Вот какие были ответы Ивана Ермолаевича на мои разглагольствия о «ихней пользе». Такой неустанный труженик не знал, куда, кому и зачем он платит, не имея никакого понятия о земстве, о выборе в гласные и т. д. Твердо был уверен, что все это до него ни капли не касается. О ссудосберегательном товариществе ровно ничего не понял из всех моих рассуждений и только заметил: «Брать-то хорошо, а вот отдавать-то как?.. Свяжешься… Бог с ним совсем». А когда я указывал на кулака, который берет и отдает и выгоду имеет, то Иван Ермолаевич говорил: «Ну, пес с ним… там уж это ихний расчет… А то свяжешься – не развязаться»…
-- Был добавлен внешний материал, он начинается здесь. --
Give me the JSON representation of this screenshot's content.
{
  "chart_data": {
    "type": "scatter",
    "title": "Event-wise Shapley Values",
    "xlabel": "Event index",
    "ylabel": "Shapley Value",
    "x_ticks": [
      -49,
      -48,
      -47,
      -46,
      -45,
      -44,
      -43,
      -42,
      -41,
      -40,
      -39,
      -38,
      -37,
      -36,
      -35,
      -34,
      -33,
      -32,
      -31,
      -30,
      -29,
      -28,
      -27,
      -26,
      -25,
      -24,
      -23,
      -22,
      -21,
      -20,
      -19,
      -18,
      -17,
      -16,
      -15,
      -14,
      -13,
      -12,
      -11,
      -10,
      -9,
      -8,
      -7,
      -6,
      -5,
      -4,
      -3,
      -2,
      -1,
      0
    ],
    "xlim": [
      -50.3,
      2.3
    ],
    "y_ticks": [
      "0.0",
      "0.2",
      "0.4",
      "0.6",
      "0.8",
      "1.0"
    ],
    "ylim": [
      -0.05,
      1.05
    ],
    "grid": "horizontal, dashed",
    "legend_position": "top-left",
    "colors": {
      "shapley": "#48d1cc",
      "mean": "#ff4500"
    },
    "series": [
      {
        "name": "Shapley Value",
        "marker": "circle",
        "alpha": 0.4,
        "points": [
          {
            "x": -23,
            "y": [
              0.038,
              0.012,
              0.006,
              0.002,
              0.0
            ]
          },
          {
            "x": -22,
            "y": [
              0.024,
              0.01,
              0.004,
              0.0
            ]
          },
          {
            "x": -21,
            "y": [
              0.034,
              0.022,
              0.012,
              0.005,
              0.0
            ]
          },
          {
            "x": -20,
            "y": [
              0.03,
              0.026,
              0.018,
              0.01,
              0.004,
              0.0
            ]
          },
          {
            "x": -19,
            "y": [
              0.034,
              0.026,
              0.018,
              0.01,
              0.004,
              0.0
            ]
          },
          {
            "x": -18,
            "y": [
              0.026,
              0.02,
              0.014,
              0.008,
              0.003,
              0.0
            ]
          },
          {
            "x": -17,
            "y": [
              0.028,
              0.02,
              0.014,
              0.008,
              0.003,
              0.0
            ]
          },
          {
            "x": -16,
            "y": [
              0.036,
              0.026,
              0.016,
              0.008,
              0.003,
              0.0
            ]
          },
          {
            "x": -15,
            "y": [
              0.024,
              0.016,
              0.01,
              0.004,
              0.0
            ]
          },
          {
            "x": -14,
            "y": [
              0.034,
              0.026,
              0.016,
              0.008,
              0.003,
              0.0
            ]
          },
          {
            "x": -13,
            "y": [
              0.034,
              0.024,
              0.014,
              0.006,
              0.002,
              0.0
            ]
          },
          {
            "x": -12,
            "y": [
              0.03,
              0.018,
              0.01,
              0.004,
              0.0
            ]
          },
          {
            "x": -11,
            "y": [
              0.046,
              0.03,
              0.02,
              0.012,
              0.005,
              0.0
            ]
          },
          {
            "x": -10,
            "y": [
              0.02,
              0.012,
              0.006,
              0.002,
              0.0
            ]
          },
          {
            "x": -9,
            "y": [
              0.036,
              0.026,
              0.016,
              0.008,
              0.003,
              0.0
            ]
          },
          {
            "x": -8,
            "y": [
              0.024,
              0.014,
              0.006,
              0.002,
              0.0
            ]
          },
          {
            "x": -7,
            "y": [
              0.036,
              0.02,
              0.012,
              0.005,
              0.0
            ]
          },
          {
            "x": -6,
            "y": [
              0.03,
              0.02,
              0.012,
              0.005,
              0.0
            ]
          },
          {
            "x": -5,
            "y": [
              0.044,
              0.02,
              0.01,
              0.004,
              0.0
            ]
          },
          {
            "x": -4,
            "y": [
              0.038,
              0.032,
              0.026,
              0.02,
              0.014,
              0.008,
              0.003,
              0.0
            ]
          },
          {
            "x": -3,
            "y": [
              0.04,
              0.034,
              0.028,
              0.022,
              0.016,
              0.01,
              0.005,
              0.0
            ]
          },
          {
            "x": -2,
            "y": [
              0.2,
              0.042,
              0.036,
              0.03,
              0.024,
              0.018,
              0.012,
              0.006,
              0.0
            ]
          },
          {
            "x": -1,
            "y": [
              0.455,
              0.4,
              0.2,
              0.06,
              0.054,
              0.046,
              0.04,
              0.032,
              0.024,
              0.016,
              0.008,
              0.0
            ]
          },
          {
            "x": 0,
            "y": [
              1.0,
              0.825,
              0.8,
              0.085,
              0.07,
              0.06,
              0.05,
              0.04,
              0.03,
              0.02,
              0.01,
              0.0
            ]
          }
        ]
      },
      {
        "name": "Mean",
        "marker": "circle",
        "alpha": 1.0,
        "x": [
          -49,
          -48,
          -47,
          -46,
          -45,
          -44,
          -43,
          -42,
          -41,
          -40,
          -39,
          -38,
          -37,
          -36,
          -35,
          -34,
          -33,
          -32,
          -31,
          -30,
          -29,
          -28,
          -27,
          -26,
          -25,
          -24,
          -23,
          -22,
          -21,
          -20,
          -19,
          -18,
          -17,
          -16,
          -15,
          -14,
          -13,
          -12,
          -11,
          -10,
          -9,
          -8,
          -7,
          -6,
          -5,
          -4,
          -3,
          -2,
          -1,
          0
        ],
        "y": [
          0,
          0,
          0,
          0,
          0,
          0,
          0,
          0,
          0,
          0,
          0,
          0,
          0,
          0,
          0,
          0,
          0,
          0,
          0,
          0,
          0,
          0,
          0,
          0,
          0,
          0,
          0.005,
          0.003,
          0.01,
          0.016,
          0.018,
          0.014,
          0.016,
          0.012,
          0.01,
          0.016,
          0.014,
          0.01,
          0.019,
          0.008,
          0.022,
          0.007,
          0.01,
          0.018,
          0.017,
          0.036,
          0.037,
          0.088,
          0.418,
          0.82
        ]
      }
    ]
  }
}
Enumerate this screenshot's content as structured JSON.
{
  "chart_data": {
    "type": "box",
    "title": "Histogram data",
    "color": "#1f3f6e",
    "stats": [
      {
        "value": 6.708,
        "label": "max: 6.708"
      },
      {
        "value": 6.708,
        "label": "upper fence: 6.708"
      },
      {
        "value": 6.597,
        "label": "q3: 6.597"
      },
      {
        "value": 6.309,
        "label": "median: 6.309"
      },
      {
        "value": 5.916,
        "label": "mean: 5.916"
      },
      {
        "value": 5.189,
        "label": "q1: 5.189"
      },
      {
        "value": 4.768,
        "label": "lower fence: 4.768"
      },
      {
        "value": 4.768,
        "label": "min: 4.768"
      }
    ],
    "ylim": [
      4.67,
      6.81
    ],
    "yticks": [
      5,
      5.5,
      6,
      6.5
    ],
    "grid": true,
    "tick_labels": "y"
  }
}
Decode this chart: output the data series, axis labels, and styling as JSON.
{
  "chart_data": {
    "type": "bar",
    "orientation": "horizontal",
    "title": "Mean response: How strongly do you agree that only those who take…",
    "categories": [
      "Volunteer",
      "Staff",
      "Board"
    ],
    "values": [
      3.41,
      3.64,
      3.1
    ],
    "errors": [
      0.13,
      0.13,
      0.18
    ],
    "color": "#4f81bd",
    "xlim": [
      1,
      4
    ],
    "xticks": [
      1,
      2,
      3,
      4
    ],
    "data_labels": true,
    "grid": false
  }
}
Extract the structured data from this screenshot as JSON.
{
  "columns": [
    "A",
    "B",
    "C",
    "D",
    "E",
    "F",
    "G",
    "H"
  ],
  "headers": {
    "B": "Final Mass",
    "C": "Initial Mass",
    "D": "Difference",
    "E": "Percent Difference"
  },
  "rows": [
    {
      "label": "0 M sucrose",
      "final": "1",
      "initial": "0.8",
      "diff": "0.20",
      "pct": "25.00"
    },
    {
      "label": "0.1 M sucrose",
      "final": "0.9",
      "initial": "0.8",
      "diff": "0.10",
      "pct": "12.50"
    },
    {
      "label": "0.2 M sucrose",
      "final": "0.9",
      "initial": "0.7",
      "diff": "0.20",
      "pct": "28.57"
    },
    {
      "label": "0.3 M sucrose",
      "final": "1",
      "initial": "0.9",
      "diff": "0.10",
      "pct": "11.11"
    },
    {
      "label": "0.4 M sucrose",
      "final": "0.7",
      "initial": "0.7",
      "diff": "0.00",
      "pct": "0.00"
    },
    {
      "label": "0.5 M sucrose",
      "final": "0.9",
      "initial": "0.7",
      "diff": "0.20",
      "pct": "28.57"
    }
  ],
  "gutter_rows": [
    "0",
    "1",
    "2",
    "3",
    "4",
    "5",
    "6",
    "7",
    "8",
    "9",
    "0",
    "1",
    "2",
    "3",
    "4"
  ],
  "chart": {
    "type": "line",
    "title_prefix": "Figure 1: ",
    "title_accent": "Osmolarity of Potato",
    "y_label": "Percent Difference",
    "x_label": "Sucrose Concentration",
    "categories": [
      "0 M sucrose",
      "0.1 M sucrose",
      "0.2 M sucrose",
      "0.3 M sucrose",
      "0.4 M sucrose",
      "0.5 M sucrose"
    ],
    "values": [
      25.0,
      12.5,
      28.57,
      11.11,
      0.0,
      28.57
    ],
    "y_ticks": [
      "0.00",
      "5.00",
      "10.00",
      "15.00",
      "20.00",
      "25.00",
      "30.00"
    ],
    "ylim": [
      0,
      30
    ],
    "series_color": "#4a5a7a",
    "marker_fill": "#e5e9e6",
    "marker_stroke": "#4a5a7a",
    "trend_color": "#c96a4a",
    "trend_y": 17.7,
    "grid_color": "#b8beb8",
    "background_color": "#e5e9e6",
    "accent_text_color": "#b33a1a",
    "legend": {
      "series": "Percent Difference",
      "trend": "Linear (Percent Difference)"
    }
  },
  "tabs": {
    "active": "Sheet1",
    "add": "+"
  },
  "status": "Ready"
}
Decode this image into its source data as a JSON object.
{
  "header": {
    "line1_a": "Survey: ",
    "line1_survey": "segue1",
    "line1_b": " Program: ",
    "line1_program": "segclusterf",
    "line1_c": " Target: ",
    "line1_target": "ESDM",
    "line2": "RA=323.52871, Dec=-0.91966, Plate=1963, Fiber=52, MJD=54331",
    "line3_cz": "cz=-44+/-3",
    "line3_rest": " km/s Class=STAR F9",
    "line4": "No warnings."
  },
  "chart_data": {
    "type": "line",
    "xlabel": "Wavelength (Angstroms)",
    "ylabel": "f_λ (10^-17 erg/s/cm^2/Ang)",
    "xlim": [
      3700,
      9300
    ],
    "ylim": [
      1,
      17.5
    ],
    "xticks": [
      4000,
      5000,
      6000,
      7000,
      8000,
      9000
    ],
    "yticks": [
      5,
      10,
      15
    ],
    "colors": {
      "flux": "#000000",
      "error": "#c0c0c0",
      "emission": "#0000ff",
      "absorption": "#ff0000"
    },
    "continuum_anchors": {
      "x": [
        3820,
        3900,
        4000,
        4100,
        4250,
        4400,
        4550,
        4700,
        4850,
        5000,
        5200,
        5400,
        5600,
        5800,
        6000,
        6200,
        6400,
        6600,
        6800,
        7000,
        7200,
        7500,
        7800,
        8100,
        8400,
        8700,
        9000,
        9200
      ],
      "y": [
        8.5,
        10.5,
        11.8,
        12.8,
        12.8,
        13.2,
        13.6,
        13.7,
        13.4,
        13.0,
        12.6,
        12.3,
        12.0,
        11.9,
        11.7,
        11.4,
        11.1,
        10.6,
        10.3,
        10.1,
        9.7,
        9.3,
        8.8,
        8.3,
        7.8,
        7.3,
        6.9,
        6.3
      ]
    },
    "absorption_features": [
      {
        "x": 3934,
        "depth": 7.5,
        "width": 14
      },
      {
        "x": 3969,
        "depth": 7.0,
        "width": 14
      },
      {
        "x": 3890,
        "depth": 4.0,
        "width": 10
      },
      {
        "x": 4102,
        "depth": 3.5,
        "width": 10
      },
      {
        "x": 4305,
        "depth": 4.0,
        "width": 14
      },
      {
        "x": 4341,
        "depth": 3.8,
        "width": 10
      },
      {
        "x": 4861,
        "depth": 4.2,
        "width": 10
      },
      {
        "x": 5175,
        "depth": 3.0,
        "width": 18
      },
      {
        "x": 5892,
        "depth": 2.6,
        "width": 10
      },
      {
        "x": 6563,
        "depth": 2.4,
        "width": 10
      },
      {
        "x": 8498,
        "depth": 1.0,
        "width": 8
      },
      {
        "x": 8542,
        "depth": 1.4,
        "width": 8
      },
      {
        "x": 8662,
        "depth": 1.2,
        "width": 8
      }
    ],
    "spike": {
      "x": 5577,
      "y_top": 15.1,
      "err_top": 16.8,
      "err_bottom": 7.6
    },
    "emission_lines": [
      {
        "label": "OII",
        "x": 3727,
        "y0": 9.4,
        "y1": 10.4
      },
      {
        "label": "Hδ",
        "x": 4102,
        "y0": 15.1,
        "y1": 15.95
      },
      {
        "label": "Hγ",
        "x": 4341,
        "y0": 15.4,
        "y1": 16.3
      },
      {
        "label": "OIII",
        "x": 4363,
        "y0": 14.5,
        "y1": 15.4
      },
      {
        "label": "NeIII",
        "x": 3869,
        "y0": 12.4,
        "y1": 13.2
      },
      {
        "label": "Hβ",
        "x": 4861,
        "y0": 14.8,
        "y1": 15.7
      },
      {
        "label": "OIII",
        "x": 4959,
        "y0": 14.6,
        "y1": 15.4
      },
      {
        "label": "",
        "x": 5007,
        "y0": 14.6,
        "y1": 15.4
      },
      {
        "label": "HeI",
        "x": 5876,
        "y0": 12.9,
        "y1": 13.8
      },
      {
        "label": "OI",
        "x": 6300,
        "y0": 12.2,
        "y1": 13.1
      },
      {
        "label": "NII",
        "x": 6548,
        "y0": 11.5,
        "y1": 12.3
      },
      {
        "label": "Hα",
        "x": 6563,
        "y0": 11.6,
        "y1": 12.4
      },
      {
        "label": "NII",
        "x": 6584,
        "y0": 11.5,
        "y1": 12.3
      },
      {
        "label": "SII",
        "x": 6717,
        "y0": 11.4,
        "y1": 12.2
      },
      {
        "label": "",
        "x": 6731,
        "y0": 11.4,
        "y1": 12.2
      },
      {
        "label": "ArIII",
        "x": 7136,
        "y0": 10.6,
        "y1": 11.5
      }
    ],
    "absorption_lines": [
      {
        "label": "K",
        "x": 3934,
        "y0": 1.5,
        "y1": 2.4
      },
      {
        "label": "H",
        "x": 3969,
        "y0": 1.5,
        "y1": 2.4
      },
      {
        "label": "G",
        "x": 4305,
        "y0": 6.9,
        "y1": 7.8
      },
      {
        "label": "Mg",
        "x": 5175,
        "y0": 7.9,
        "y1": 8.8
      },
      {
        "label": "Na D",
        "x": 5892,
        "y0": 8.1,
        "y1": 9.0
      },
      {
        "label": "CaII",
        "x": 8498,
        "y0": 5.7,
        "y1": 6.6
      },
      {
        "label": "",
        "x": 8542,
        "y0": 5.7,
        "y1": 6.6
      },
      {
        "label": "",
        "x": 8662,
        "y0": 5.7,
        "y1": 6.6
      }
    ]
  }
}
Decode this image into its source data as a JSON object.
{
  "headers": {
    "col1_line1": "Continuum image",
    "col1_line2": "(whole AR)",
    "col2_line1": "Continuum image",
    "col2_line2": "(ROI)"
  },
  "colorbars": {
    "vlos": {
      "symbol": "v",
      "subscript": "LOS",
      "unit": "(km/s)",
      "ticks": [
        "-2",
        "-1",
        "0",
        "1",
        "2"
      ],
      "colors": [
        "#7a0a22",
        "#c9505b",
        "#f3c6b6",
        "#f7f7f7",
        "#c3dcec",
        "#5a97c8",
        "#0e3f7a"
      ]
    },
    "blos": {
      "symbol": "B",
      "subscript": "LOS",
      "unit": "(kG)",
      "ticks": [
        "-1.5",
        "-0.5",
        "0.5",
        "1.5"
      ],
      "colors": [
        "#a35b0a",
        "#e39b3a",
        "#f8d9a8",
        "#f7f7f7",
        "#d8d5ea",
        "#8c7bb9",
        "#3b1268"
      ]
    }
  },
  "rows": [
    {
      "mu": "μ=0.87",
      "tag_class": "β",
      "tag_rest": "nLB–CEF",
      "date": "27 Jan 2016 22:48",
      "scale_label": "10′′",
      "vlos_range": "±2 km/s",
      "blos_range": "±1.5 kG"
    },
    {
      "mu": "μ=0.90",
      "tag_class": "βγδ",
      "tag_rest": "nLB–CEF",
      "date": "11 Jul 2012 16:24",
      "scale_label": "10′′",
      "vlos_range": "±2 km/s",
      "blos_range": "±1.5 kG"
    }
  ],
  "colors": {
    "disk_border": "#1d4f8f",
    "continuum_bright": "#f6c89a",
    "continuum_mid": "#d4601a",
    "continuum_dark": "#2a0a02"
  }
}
Однажды он меня поразил самым неожиданным образом в разговоре об общественных крестьянских должностях[5]:
– Все они (выборные) – народ ненадежный… Покуда живет крестьянством – ничего, а как выбрали в должность – чистая делается собака. Как присягу принял, точно в зверя оборачивается… По мне, так я, кажется, за миллион на это не согласился бы.
– На что?
– Например, принять присягу волостную. Я однова слушал, так обмер начисто. Как зачал поп вычитывать – «от отца, от матери отрекись, от братьев, сестер отрекись, от роду и племени откажись» – волоса у меня на макушке даже поднялись дыбом. Перед богом! Уж который человек таким манером себя проклял, так он от этого самого не иначе делается, как злодеем.
Такой взгляд на присягу несказанно меня удивил. Удивил он меня немало и в другой раз, когда я случайно застал его, как он учил своего сынишку молитвам. Иван Ермолаевич в бога верил крепко, непоколебимо крепко, близость бога ощущал почти до осязания, а молитвы читал по-своему: «Верую во единого бога отца, – учил он сынишку, – и в небо и землю. Видимо невидимо, слышимо неслышимо. Припонтистился еси, распилатился еси…»[6]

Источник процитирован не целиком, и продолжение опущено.